De huizenrij Kulertseweg 4-6-8 bestaat uit drie arbeiderswoningen op een rij. Het middelste pand is wat langer dan de andere twee. De huizenrij kent één woonlaag met kap, en een nok evenwijdig aan de weg. Het rechter deel, nummer 4, is gedekt met traditionele rode pannen, het middelste met traditionele grijze pannen en het linker, nummer 8, met moderne betonpannen. Van nummer 8 zijn de gevels vóór 2009 ook vernieuwd. De nummers 4 en 6 zijn het meest origineel, maar ook hiervan zijn de vensters na de Tweede Wereldoorlog vervangen door modernere, grotere. Nummer 4 kent nog een originele gemetselde schoorsteen en een gecementeerde zijgevel met muurankers. De nummer 8 en 6 hebben een voordeur in de voorgevel, nummer 4 in de zijgevel.

Adressen en bewoners[bewerken | brontekst bewerken]

De adressen en bewoners vóór 1930 zijn nog niet in beeld gebracht.

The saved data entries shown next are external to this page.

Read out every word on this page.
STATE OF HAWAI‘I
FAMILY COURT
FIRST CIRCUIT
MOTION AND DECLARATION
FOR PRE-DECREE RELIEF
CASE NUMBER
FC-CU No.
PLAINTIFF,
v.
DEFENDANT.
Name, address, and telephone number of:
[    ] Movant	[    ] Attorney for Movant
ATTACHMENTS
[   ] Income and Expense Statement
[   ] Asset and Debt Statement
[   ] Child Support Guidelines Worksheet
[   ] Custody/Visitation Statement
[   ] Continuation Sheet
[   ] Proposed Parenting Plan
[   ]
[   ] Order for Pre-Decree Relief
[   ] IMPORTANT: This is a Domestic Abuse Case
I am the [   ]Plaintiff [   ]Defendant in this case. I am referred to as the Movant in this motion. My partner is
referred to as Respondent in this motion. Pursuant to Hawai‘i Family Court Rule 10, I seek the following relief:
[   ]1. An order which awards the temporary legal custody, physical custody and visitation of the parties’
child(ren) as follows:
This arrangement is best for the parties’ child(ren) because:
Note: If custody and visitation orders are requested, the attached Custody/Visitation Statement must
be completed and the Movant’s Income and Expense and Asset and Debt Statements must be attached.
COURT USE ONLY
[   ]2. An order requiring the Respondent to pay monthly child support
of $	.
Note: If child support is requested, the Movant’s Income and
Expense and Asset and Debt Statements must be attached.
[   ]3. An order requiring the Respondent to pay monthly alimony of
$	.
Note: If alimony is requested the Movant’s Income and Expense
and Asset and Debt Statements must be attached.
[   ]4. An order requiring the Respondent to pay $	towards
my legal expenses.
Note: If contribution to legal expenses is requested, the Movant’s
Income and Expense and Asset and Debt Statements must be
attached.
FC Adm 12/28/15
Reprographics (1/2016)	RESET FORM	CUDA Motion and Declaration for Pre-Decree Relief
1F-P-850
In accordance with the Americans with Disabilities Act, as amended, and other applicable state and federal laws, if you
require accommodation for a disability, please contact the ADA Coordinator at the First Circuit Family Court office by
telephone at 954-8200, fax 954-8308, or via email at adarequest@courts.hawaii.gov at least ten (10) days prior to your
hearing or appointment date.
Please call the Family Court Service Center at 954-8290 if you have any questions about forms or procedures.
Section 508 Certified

Kulertseweg 4 had als woning in 1930 het adres D.12a, en werd bewoond door de oude Engelbert Verleijsdonk. In dat jaar kreeg dit het nieuwe adres Kulertschestraat Z.20. Toen dat in 1955 Kulertseweg 4 werd, was Hendricus Hurkmans de hoofdbewoner.

Kulertseweg 6 had als woning in 1930 het adres D.13, en werd bewoond door Johannis Munsters (1857-1944), de vader van de latere bewoonster van nummer 8, Gerarda. In dat jaar kreeg dit het nieuwe adres Kulertschestraat Z.21. Toen dat in 1955 Kulertseweg 6 werd, was Johannes Koppens de hoofdbewoner.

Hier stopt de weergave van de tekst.